De rechtbank heeft de vordering van SMN toegewezen. Het hof wees de vordering af. Het hof overwoog dat de onderaannemingsovereenkomst en de daarop toepasselijke voorwaarden (UAV 1989) bepalen vanaf welk moment recht op betaling bestaat. Naar het oordeel van het Hof bestond recht op betaling vanaf het moment dat SMN de goedkeuring op grond van de UAV 1989 had mogen veronderstellen. SMN had met het versturen van de facturen niet hoeven wachten op de daadwerkelijke goedkeuring. Als een opdrachtgever op een herhaald verzoek van de aannemer geen reactie geeft, mag de aannemer op grond van de UAV 1989 het werk als opgeleverd beschouwen en mag hij dus zijn factuur indienen, aldus het hof. Naar het oordeel van het hof had SMN al ruim voor augustus de facturen kunnen versturen.

Cassatie

In cassatie wordt door SMN (met succes) tegen dit oordeel opgekomen. SMN klaagt onder meer dat het hof heeft miskend dat de UAV 1989 niet van toepassing zijn voor zover zij afwijken van het bepaalde in de onderaannemingsovereenkomst. Door SMN is in hoger beroep aangevoerd dat, nu in de onderaannemingsovereenkomst is bepaald dat een expliciete goedkeuring van de opdrachtgever voor het ontstaan van recht op betaling is vereist, de mogelijkheid van de impliciete goedkeuring uit de UAV 1989 niet van toepassing kan zijn. De Hoge Raad acht deze klacht gegrond en overweegt daartoe als volgt:

“Het hof heeft er geen blijk van gegeven dit betoog van SMN in zijn overwegingen te hebben betrokken. Indien het hof niet aan dat betoog heeft voorbijgezien, is in het licht van dat betoog, zonder nadere toelichting, onbegrijpelijk hetgeen het hof in rov. 3.8.1 en 3.8.3 heeft overwogen.”

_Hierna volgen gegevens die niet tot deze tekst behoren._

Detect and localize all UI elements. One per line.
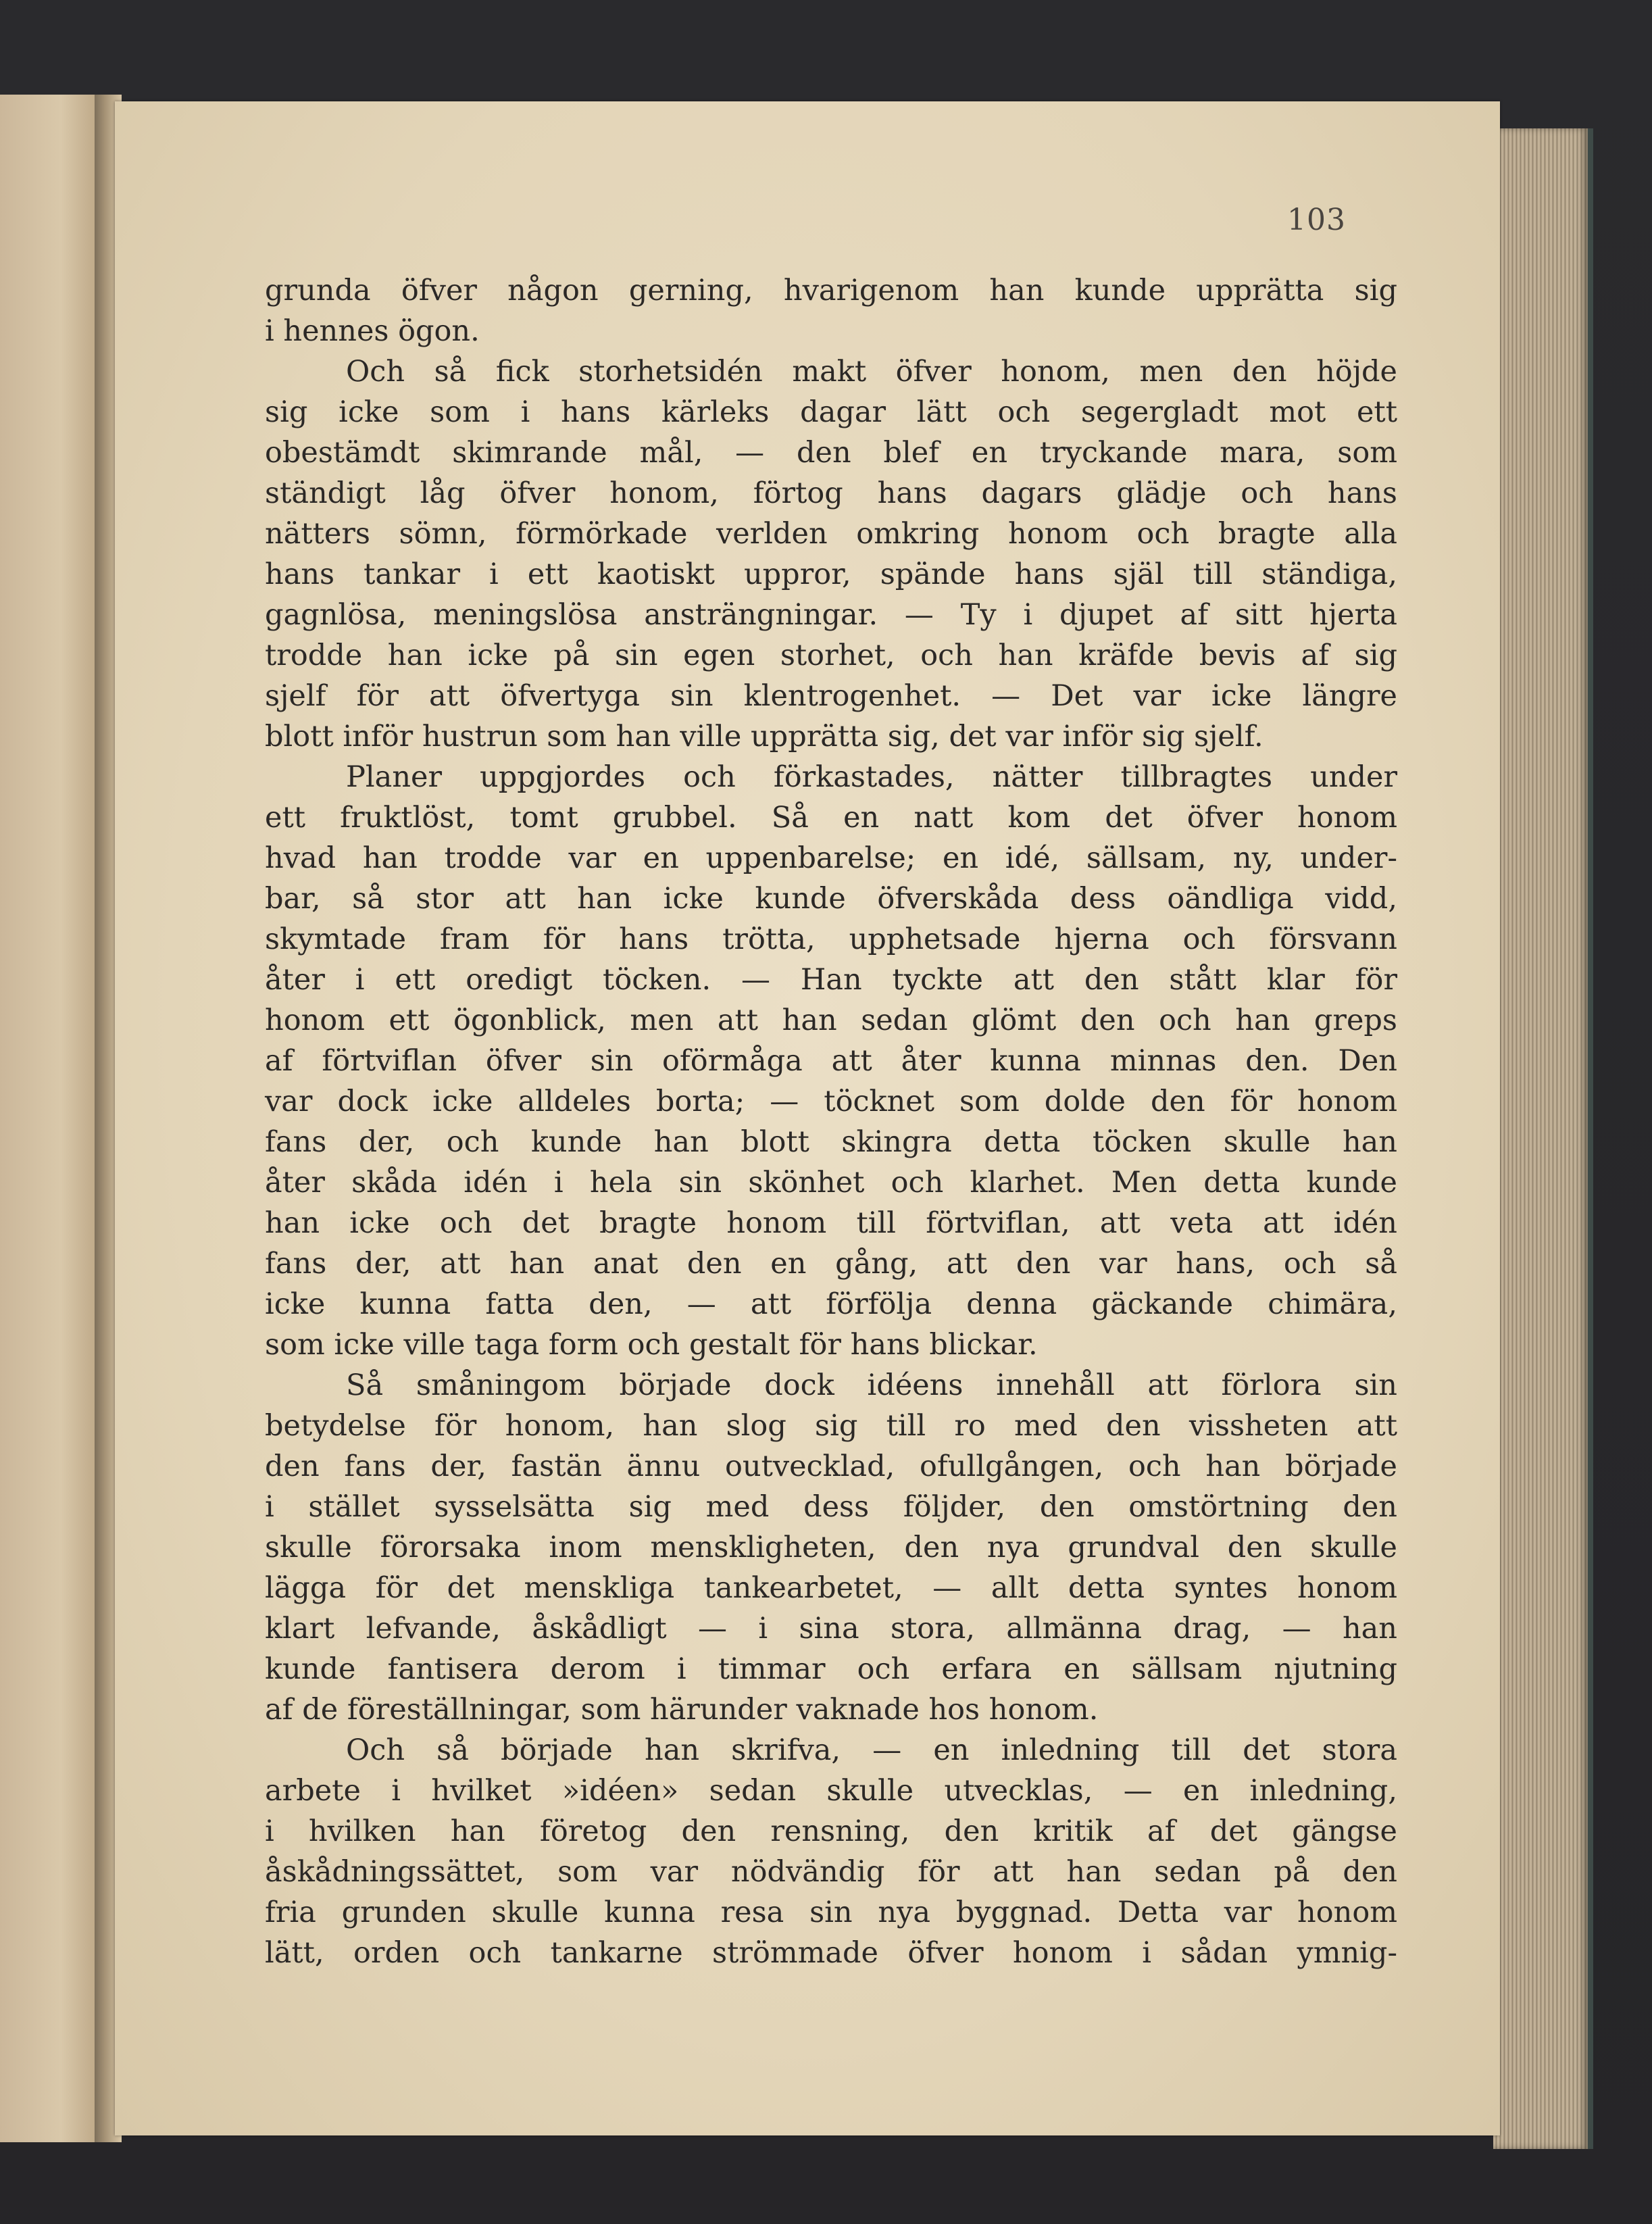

Daarnaast klaagt SMN over de onbegrijpelijkheid van het oordeel van het hof dat SMN, als zij de mogelijkheid van de impliciete goedkeuring uit de UAV 1989 had gebruikt, ruim voor augustus 2011 recht op betaling zou hebben gehad. Daartoe wordt aangevoerd dat uit de gedingstukken blijkt dat op 15 augustus door A B.V. is geconstateerd dat de werkzaamheden door SMN nog niet volledig waren voltooid. De Hoge Raad acht het oordeel van het hof bij deze stand van zaken onbegrijpelijk, omdat moet worden aangenomen dat van het met succes toepassen van de procedure uit de UAV 1989, slechts sprake kan zijn als de opdrachtnemer het werk heeft voltooid.

De Hoge Raad vernietigt het arrest van het hof en verwijst het geding naar een ander hof ter verdere behandeling en beslissing.